Parker, at Simmons Bank, said another strategy is that of planned growth. He said the bank’s healthy spot is around 87 percent.
“We’ve had a healthy deposit growth over the last quarter,” he said.
Parker said Simmons had $728 million in loans and $967 million in deposits for a 75 percent ratio in southwest Missouri. Five years ago, the bank operated with a 105 percent ratio in the local market.
“It’s just a soundness issue,” he said. “When you start getting to 90-100 [percent], you don’t have a lot of safety factor in there.”
Neff said Commerce, which operates across 11 states, recorded $14.16 billion in loans and $20.23 billion in deposits companywide in 2018, for a ratio of 70 percent.
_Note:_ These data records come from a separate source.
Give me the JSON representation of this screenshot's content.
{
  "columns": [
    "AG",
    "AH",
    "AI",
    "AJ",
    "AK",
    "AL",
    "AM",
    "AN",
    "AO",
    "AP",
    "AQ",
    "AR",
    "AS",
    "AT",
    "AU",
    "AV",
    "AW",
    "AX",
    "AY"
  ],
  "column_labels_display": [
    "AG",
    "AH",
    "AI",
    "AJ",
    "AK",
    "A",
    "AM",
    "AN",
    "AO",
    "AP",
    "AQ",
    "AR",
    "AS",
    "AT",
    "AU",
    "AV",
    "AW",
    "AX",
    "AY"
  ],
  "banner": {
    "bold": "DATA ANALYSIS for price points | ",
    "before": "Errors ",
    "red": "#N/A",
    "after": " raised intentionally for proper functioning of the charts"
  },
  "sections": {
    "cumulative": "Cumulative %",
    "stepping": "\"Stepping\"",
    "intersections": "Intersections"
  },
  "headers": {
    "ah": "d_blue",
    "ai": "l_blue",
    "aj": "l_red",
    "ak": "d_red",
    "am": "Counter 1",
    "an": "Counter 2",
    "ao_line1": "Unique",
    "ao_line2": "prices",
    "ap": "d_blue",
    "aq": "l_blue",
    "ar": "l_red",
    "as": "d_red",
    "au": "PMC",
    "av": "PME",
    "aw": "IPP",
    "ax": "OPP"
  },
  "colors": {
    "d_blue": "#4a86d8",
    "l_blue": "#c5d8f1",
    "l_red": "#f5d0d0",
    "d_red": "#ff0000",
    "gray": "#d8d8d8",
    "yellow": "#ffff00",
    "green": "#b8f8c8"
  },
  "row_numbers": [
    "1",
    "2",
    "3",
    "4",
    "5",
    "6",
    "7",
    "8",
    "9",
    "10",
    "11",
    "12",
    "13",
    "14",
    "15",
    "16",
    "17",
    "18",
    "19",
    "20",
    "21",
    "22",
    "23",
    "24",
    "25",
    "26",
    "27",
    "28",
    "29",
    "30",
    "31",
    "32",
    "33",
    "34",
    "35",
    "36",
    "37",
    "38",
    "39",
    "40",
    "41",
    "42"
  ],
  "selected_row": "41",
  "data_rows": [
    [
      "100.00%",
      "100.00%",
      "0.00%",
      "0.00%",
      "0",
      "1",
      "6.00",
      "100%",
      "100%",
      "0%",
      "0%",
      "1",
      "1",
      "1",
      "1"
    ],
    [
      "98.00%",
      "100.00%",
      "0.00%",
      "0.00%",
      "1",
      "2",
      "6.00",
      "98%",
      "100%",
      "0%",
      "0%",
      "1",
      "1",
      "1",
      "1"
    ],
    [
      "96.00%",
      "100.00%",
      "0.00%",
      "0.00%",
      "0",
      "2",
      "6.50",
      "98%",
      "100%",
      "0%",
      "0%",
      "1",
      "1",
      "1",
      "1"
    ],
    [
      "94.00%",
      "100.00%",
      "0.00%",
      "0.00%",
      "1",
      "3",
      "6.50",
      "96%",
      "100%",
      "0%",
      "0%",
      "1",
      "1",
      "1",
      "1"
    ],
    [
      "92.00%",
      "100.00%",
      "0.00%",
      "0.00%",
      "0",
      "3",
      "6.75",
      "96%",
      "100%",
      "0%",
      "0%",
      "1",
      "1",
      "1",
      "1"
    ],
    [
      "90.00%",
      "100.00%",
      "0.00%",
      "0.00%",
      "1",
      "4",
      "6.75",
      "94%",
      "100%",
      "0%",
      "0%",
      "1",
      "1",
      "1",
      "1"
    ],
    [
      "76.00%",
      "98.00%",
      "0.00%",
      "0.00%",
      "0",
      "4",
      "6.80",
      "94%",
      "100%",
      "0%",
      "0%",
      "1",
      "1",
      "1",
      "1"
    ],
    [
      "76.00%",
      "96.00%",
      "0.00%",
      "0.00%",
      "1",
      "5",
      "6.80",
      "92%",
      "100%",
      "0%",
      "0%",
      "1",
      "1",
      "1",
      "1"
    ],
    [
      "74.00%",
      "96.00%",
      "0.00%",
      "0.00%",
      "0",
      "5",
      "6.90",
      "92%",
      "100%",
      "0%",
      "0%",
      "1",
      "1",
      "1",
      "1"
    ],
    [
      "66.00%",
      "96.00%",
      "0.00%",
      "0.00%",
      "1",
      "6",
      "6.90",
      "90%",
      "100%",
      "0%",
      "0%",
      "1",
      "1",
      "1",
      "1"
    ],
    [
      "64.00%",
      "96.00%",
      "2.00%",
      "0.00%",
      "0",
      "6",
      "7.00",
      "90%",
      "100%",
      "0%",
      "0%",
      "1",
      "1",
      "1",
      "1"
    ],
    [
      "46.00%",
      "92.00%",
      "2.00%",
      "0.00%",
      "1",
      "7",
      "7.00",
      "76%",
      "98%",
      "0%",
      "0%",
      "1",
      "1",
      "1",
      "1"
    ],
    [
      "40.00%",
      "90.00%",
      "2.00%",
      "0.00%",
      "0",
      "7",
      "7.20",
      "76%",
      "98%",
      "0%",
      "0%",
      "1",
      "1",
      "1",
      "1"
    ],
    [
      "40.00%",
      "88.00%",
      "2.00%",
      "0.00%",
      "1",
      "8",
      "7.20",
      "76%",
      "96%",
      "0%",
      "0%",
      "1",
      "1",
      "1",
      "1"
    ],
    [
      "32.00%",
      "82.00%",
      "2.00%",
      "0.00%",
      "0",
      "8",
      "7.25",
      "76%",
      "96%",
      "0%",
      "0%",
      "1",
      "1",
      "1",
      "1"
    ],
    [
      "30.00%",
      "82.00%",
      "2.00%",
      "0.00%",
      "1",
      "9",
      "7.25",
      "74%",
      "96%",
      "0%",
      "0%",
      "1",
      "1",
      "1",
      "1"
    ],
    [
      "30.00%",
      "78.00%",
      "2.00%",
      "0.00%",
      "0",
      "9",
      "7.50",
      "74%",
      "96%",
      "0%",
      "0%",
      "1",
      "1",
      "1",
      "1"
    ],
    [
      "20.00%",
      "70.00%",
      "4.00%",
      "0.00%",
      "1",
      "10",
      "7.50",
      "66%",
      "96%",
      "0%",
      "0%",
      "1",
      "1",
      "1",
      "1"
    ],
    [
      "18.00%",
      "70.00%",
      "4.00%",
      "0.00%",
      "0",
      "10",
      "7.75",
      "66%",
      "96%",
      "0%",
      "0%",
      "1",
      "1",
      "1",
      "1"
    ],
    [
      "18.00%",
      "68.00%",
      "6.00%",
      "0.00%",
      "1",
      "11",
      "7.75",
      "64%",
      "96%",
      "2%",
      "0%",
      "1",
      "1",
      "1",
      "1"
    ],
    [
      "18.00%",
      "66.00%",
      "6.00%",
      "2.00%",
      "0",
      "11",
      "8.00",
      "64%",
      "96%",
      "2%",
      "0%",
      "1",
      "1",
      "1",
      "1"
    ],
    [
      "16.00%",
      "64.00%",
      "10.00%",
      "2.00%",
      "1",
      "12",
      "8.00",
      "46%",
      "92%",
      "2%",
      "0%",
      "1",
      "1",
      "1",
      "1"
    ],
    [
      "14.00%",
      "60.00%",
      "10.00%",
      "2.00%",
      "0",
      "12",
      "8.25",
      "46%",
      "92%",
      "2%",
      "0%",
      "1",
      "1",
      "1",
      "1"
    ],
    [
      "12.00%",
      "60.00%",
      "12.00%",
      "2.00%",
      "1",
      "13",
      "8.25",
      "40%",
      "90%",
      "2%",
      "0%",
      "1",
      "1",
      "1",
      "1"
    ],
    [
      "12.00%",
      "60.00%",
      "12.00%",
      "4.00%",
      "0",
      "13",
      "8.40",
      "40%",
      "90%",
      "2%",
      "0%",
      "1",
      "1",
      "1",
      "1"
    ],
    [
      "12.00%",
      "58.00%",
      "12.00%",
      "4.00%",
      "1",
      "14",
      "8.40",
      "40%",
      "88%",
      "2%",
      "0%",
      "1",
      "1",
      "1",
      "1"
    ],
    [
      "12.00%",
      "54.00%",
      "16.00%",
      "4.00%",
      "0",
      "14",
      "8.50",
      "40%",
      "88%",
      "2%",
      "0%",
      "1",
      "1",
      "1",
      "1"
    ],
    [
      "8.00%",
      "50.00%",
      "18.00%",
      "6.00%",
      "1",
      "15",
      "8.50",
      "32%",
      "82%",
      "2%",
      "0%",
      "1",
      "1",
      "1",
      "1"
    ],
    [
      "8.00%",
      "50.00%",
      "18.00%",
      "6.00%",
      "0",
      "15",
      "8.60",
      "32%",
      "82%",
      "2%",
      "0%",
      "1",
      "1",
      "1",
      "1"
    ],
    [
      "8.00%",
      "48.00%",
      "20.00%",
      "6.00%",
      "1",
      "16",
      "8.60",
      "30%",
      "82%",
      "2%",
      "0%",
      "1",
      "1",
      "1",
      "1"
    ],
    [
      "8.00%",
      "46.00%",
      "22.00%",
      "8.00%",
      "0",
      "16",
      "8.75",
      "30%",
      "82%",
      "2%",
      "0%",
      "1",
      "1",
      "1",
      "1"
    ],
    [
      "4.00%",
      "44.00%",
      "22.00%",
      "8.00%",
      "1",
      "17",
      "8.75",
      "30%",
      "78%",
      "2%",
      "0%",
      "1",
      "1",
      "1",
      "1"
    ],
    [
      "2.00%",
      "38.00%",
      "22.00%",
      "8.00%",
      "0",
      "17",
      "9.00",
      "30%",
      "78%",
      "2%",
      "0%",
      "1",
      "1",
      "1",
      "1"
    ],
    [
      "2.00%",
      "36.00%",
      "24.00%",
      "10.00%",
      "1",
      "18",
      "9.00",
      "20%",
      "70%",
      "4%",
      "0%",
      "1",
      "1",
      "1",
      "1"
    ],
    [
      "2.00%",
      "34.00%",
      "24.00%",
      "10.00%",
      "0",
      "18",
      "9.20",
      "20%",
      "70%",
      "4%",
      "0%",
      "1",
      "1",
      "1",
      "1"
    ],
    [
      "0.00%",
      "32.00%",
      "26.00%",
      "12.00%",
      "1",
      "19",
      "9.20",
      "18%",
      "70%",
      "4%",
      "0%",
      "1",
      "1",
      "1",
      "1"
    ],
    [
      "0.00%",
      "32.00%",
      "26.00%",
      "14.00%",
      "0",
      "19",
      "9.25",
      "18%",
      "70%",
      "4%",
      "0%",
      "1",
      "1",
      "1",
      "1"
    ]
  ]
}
“Commerce is running around the high 60s and low 70s,” he said. “That’s a pretty comfortable spot for us.”
Mid-Missouri Bank had $508 million in loans and $563 million in deposits for a 90 percent ratio in 2018, said Jayson Cox, vice president and controller at the bank. That’s slightly elevated from 2014, when it’s ratio was 84.5 percent with $452 million in loans and $535 million in deposits, he said.
Chief Financial Officer Dan Cannefax said the bank puts more focus on its loan-to-asset ratio, which is currently operating at about 76 percent, though officials like to be in the 80 percent range.
“When we are in that position, we’re looking to raise deposits either wholesale or local,” he said, adding Mid-Missouri Bank officials look to a school district, city or institutional investor in the wholesale market.
Fulp said SFC’s focus is on high earnings and capital, with interest working with established companies with high credit and developing long-term relationships with business owners.
SFC has two branches, though Fulp said the bank would work with current clients who may do businesses outside of the state.
SFC was acquired by Moline, Illinois-based QCR Holdings Inc. (Nasdaq: QCRH) in July 2018, according to past SBJ reporting. It was locally chartered in 2008.
Similar to SFC Bank, funding streams at Mid-Missouri Bank focus on its existing clientele’s deposits at its 14 branches in central and southwestern Missouri, Cannefax said.
On a larger scale, Neff estimates Commerce’s revenue funding stream is 60 percent net interest margin with the 40 percent coming from other fee-based products, like card services.
“Fee-based business is very consistent because it doesn’t fluctuate with interest rates,” he said, adding a large portion of Commerce’s income is card-based fees, like credit, debit and small business credit cards. “As interest rates move up, people start to see that their money is more valuable. They may invest in stocks, bonds, money markets.”
On Jan. 30, the Fed announced it would keep its benchmark rate between 2.25 percent and 2.5 percent. After four rate hikes in 2018, Chairman Jerome Powell said on March 20 it will not recommend increases in 2019.
Commerce’s scope is mostly in the Midwest, Neff said, with 169 branches operating mostly in metropolitan areas.
Simmons Bank operates in seven states, Parker said, with 208 branches and corporate offices.
He said over 50 percent of the bank’s revenue funding stream comes from customers with commercial and agriculture loans and deposits making up the remainder.
“We’re all chasing the same dollars,” Parker said.